Lately I’ve noticed some people referring to the 7th Street Public Market as “7th Street Station” or “7th Street Market.”

Which doesn’t seem like a big deal — except that there’s actually a real 7th Street Market and it’s not the same place.

7th Street Public Market at 224 E. 7th Street uptown is a hub for mostly food industry entrepreneurs, with vendors like Local Loaf, Viva Raw, Bonsai Fusion Sushi and Not Just Coffee.

7th Street Market — the full name is Adams 7th Street Market — is located at Elizabeth Corners at 401 Hawthorne Lane, Suite 100. Established by Mike and John Adams in 1999, the NY-style deli shares a parking lot with places like Sabor and UPS.

The Adams brothers sold the company in 2005 and current owner Charlie Chang moved from northern Virginia to take over the place in 2007. The day I met him, Chang sported a T-shirt with the tagline “Need a Hero. Eat Well, Live Well.” It honors their hero-sized sandwiches served at the counter.

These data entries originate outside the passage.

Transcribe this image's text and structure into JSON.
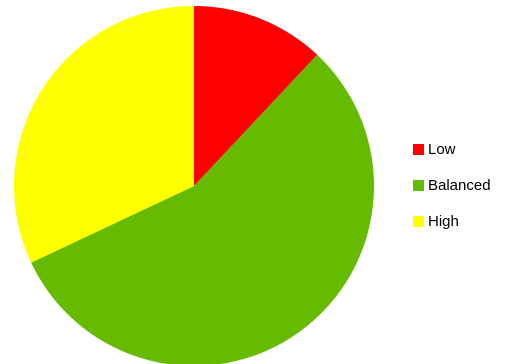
{
  "chart_data": {
    "type": "pie",
    "title": "",
    "categories": [
      "Low",
      "Balanced",
      "High"
    ],
    "values": [
      12,
      56,
      32
    ],
    "colors": [
      "#ff0000",
      "#66bb00",
      "#ffff00"
    ],
    "start_angle_deg": 0,
    "direction": "clockwise",
    "legend": {
      "placement": "right",
      "entries": [
        "Low",
        "Balanced",
        "High"
      ]
    }
  }
}
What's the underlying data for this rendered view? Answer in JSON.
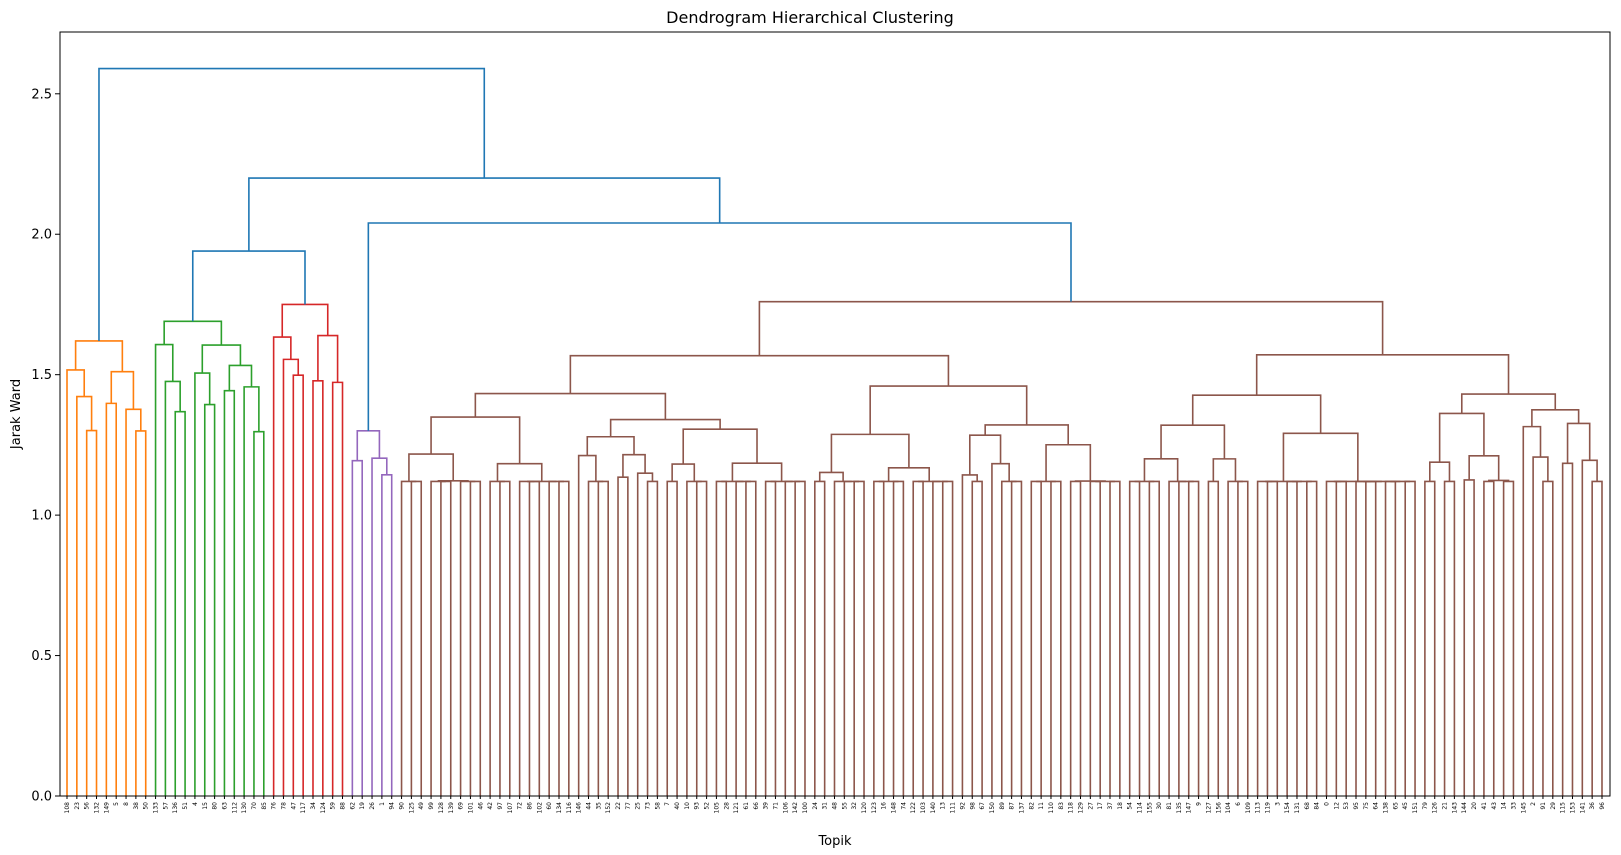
{
  "chart_data": {
    "type": "dendrogram",
    "title": "Dendrogram Hierarchical Clustering",
    "xlabel": "Topik",
    "ylabel": "Jarak Ward",
    "ylim": [
      0,
      2.72
    ],
    "yticks": [
      0.0,
      0.5,
      1.0,
      1.5,
      2.0,
      2.5
    ],
    "ytick_labels": [
      "0.0",
      "0.5",
      "1.0",
      "1.5",
      "2.0",
      "2.5"
    ],
    "grid": false,
    "leaves": [
      "108",
      "23",
      "56",
      "132",
      "149",
      "5",
      "8",
      "38",
      "50",
      "133",
      "57",
      "136",
      "51",
      "4",
      "15",
      "80",
      "63",
      "112",
      "130",
      "70",
      "85",
      "76",
      "78",
      "47",
      "117",
      "34",
      "124",
      "59",
      "88",
      "62",
      "19",
      "26",
      "1",
      "94",
      "90",
      "125",
      "49",
      "99",
      "128",
      "139",
      "69",
      "101",
      "46",
      "42",
      "97",
      "107",
      "72",
      "86",
      "102",
      "60",
      "134",
      "116",
      "146",
      "44",
      "35",
      "152",
      "22",
      "77",
      "25",
      "73",
      "58",
      "7",
      "40",
      "10",
      "93",
      "52",
      "105",
      "28",
      "121",
      "61",
      "66",
      "39",
      "71",
      "106",
      "142",
      "100",
      "24",
      "31",
      "48",
      "55",
      "32",
      "120",
      "123",
      "16",
      "148",
      "74",
      "122",
      "103",
      "140",
      "13",
      "111",
      "92",
      "98",
      "67",
      "150",
      "89",
      "87",
      "137",
      "82",
      "11",
      "110",
      "83",
      "118",
      "129",
      "27",
      "17",
      "37",
      "18",
      "54",
      "114",
      "155",
      "30",
      "81",
      "135",
      "147",
      "9",
      "127",
      "156",
      "104",
      "6",
      "109",
      "113",
      "119",
      "3",
      "154",
      "131",
      "68",
      "84",
      "0",
      "12",
      "53",
      "95",
      "75",
      "64",
      "138",
      "65",
      "45",
      "151",
      "79",
      "126",
      "21",
      "143",
      "144",
      "20",
      "41",
      "43",
      "14",
      "33",
      "145",
      "2",
      "91",
      "29",
      "115",
      "153",
      "141",
      "36",
      "96"
    ],
    "colors": {
      "orange": "#ff7f0e",
      "green": "#2ca02c",
      "red": "#d62728",
      "purple": "#9467bd",
      "brown": "#8c564b",
      "top": "#1f77b4"
    },
    "clusters": [
      {
        "color": "orange",
        "leaf_range": [
          0,
          8
        ],
        "merge_height": 1.62
      },
      {
        "color": "green",
        "leaf_range": [
          9,
          20
        ],
        "merge_height": 1.69
      },
      {
        "color": "red",
        "leaf_range": [
          21,
          28
        ],
        "merge_height": 1.75
      },
      {
        "color": "purple",
        "leaf_range": [
          29,
          33
        ],
        "merge_height": 1.3
      },
      {
        "color": "brown",
        "leaf_range": [
          34,
          156
        ],
        "merge_height": 1.76
      }
    ],
    "top_merges": [
      {
        "left": "green",
        "right": "red",
        "height": 1.94
      },
      {
        "left": "purple",
        "right": "brown",
        "height": 2.04
      },
      {
        "left": "green+red",
        "right": "purple+brown",
        "height": 2.2
      },
      {
        "left": "orange",
        "right": "rest",
        "height": 2.59
      }
    ]
  }
}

Chang said he’s often heard complaints from customers because they get confused by the similar names of his place and 7th Street Public Market. People often order something at the uptown market and end up in his Elizabeth market to pick up — so he has to give them directions to uptown.

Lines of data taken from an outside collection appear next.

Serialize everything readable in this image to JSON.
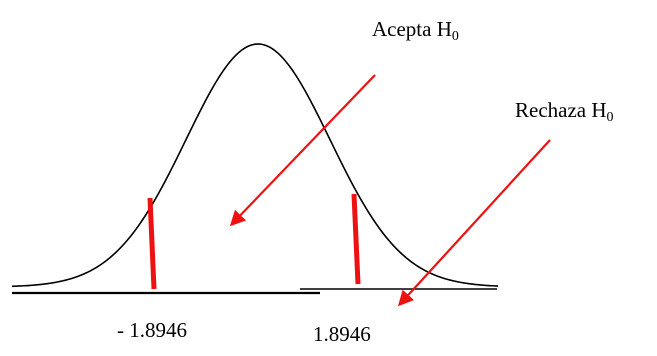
{
  "labels": {
    "accept_text": "Acepta H",
    "reject_text": "Rechaza H",
    "subscript": "0",
    "critical_left": "- 1.8946",
    "critical_right": "1.8946"
  },
  "colors": {
    "curve": "#000000",
    "axis": "#000000",
    "critical_lines": "#ee1111",
    "arrows": "#ee1111"
  }
}
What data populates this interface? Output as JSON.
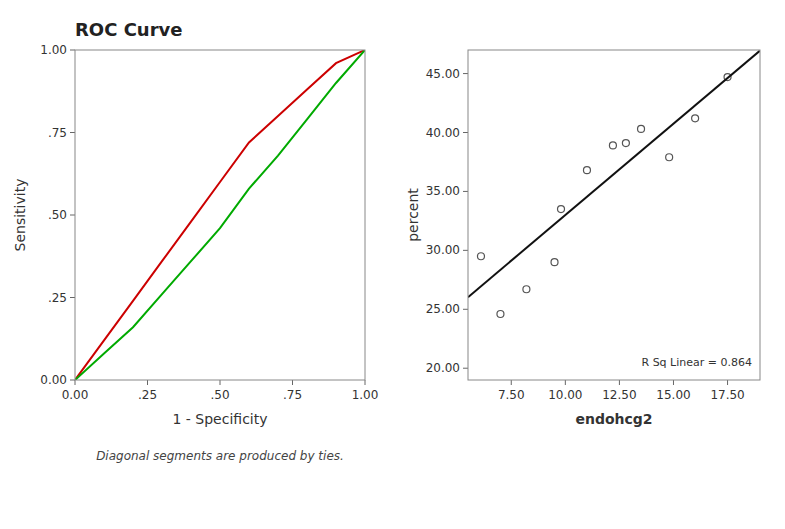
{
  "chart_data": [
    {
      "type": "line",
      "title": "ROC Curve",
      "xlabel": "1 - Specificity",
      "ylabel": "Sensitivity",
      "footnote": "Diagonal segments are produced by ties.",
      "x": [
        0.0,
        0.1,
        0.2,
        0.3,
        0.4,
        0.5,
        0.6,
        0.7,
        0.8,
        0.9,
        1.0
      ],
      "series": [
        {
          "color": "#cc0000",
          "line_style": "solid",
          "values": [
            0.0,
            0.12,
            0.24,
            0.36,
            0.48,
            0.6,
            0.72,
            0.8,
            0.88,
            0.96,
            1.0
          ]
        },
        {
          "color": "#00aa00",
          "line_style": "solid",
          "values": [
            0.0,
            0.08,
            0.16,
            0.26,
            0.36,
            0.46,
            0.58,
            0.68,
            0.79,
            0.9,
            1.0
          ]
        }
      ],
      "xlim": [
        0.0,
        1.0
      ],
      "ylim": [
        0.0,
        1.0
      ],
      "xticks": [
        {
          "value": 0.0,
          "label": "0.00"
        },
        {
          "value": 0.25,
          "label": ".25"
        },
        {
          "value": 0.5,
          "label": ".50"
        },
        {
          "value": 0.75,
          "label": ".75"
        },
        {
          "value": 1.0,
          "label": "1.00"
        }
      ],
      "yticks": [
        {
          "value": 0.0,
          "label": "0.00"
        },
        {
          "value": 0.25,
          "label": ".25"
        },
        {
          "value": 0.5,
          "label": ".50"
        },
        {
          "value": 0.75,
          "label": ".75"
        },
        {
          "value": 1.0,
          "label": "1.00"
        }
      ],
      "grid": false
    },
    {
      "type": "scatter",
      "xlabel": "endohcg2",
      "ylabel": "percent",
      "annotation": "R Sq Linear = 0.864",
      "series": [
        {
          "type": "scatter",
          "marker": "circle-open",
          "color": "#555555",
          "x": [
            6.1,
            7.0,
            8.2,
            9.5,
            9.8,
            11.0,
            12.2,
            12.8,
            13.5,
            14.8,
            16.0,
            17.5
          ],
          "values": [
            29.5,
            24.6,
            26.7,
            29.0,
            33.5,
            36.8,
            38.9,
            39.1,
            40.3,
            37.9,
            41.2,
            44.7
          ]
        },
        {
          "type": "line",
          "line_style": "solid",
          "color": "#111111",
          "x": [
            5.5,
            19.0
          ],
          "values": [
            26.025,
            46.95
          ]
        }
      ],
      "xlim": [
        5.5,
        19.0
      ],
      "ylim": [
        19.0,
        47.0
      ],
      "xticks": [
        {
          "value": 7.5,
          "label": "7.50"
        },
        {
          "value": 10.0,
          "label": "10.00"
        },
        {
          "value": 12.5,
          "label": "12.50"
        },
        {
          "value": 15.0,
          "label": "15.00"
        },
        {
          "value": 17.5,
          "label": "17.50"
        }
      ],
      "yticks": [
        {
          "value": 20.0,
          "label": "20.00"
        },
        {
          "value": 25.0,
          "label": "25.00"
        },
        {
          "value": 30.0,
          "label": "30.00"
        },
        {
          "value": 35.0,
          "label": "35.00"
        },
        {
          "value": 40.0,
          "label": "40.00"
        },
        {
          "value": 45.0,
          "label": "45.00"
        }
      ],
      "grid": false
    }
  ]
}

He’s not thinking about changing the name of his deli, though. “I can’t do anything,” he said, laughing.

But he did change his middle name to Adam, to strengthen the branding.

Since taking ownership of the deli, Chang has largely kept the menu the same, he said, with a few developments.

The deli serves up meats and cheeses from Boar’s Head, a brand that was established in the New York City area in 1905. Chang said some popular hot sandwiches are the Cheese Steak or Chicken & Cheese sandwich ($5.99 on a roll and $7.99 on a hero size), the Reuben ($5.49 on a roll) and the Deluxe Roast Beef ($5.79 for a roll and $7.79 on a hero size).

I grabbed a hot cup of dark roast coffee — they serve RITUALS Coffee Company products from US Foods.


It has more than 12 types of salads, too, including black bean salad, red skin potato salad and macaroni salad. (Yes please.)


I sat back at one of the tables lining windows, taking in the warm yellow glow and the large black-and-white image of the 1931 Manhattan skyline. The high-beamed ceiling, the single, bright faux flower on every table, music from the radio and the rich scent of bread baking in the kitchen set a cheerful scene for the lunchtime crowd.

The staff bakes wheat and white rolls and croissants in-house. “Customers always want fresh,” Chang said.

He also picks up bagels come from Poppy’s Bagels every morning to stock the case of bakery items next to the cash register. (It’s also hard to miss the chocolate chip, white chocolate macadamia nut and oatmeal raisin cookies stacked in there.)

Their breakfast menu goes until 11 a.m. Monday-Friday, and until noon on Saturday. Options include the Morning Glory, one egg with a meat and cheese on a roll ($3.79); the Morning Runner, two egg whites on whole wheat toast ($3.49); and The Thing, sausage, bacon, onion with melted Swiss cheese on a roll ($4.19).

Breakfast is a popular time for students from King’s College and CPCC, who wander in for some food and WiFi, Chang said.

Adams 7th Street Market has a full-fledged catering service, too, largely used by the hospitals and offices in the area for lunches. The catering menu includes signature lunch boxes ($7.95 per person) with Boar’s Head meat and cheese choices for sandwiches and salads, plus chips, a cookie and a wrapped candy.

“We do deliveries almost anywhere,” Chang said.

But if you don’t want to order out, wander inside and grab something to eat or sip on. Find a table by the register and relax, watch the bread baking in the back.